Healthcare IT delivery systems company Health Gorilla recently published their State of Interoperability 2023 report. Please don’t click away!  That term does sound scary and complex…but it’s talking about something we all deal with: how we get one computer’s stuff to work with another one’s.

It’s become common for people to experience challenges when using a computer-based app and wanting to get something delivered to another type of system.  That’s the simplified way to look at this complex “interoperability” term…so read on to learn more about how it impacts the current world of laboratory data.

To help give a sense of how their findings are seen in the real world, Health Gorilla did an analysis of today’s healthcare data beliefs in their 5 Myths Debunked by the 2023 State of Interoperability Report. This report distills down the essence of their State of Interoperability 2023 report. So, skip the main one and consider this second report’s takeaways:

  • Most health systems support sharing patient data for purposes beyond treatment.
  • Both electronic health record (EHR) vendors and digital health companies want more non-traditional data types.
  • Data quality remains a major hurdle.
  • Digital health organizations rely on multiple methods to reliably acquire patient data, and standardizing across channels is key.

We’re actually witnessing much of this in the course of recent business at C4. For example, over this past year or two, we’ve been increasingly involved in patient data sharing efforts that aren’t related to treatment. So, the first point is assuredly revealing itself in real life project requests.

The second point is related to the “traditional data type” which would be HL7 in healthcare. We’ve noticed that medical and research professionals want data-based projects in modern formats like MS SQL for things like visualizations in Tableau, not in old-school, native HL7 format.

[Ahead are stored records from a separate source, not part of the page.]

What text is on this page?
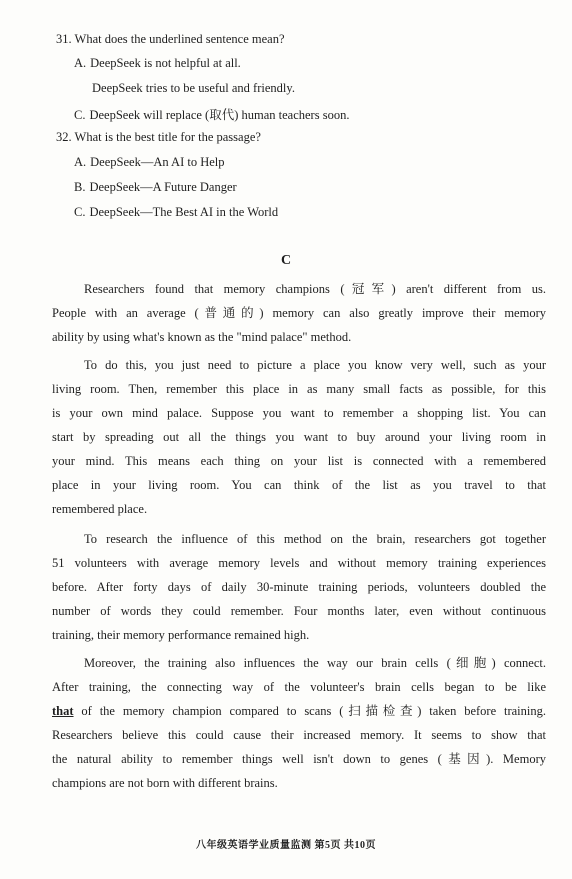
31. What does the underlined sentence mean?
A. DeepSeek is not helpful at all.
DeepSeek tries to be useful and friendly.
C. DeepSeek will replace (取代) human teachers soon.
32. What is the best title for the passage?
A. DeepSeek—An AI to Help
B. DeepSeek—A Future Danger
C. DeepSeek—The Best AI in the World
C
Researchers found that memory champions (冠军) aren't different from us.
People with an average (普通的) memory can also greatly improve their memory
ability by using what's known as the "mind palace" method.
To do this, you just need to picture a place you know very well, such as your
living room. Then, remember this place in as many small facts as possible, for this
is your own mind palace. Suppose you want to remember a shopping list. You can
start by spreading out all the things you want to buy around your living room in
your mind. This means each thing on your list is connected with a remembered
place in your living room. You can think of the list as you travel to that
remembered place.
To research the influence of this method on the brain, researchers got together
51 volunteers with average memory levels and without memory training experiences
before. After forty days of daily 30-minute training periods, volunteers doubled the
number of words they could remember. Four months later, even without continuous
training, their memory performance remained high.
Moreover, the training also influences the way our brain cells (细胞) connect.
After training, the connecting way of the volunteer's brain cells began to be like
that of the memory champion compared to scans (扫描检查) taken before training.
Researchers believe this could cause their increased memory. It seems to show that
the natural ability to remember things well isn't down to genes (基因). Memory
champions are not born with different brains.
八年级英语学业质量监测 第5页 共10页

However, one thing has not changed: everything can still be “garbage in – garbage out.” In virtually all data usage scenarios, there remains a need to scrub it and check data for accuracy. This supports their third finding.

Finally, the last point is where the data expertise work is: applying best-fit methods to operate across data channels to provide information in a consumable, easy-to-manage format. That’s the kind of work we’ve seen emerging and growing over these past 2 years or so.

When we do such work, we know that we’ll need to include data checking and scrubbing as users will continue to be sloppy. One must carefully look out for the disruptions that poor data quality can bring. As customers request new data mining or repurposing, it’s critical to fully understand their goals and the use cases of the data. Then database professionals can dig deeply into their toolkits, get out the right tools for the job, and create customized solutions that precisely deliver the requested data.

Of course, it all needs to be delivered in a user-friendly way too. Just like the needless complexity of the term “interoperability,” the goal with all of this techie stuff is to reduce complexity for data to be understandable, not mysterious.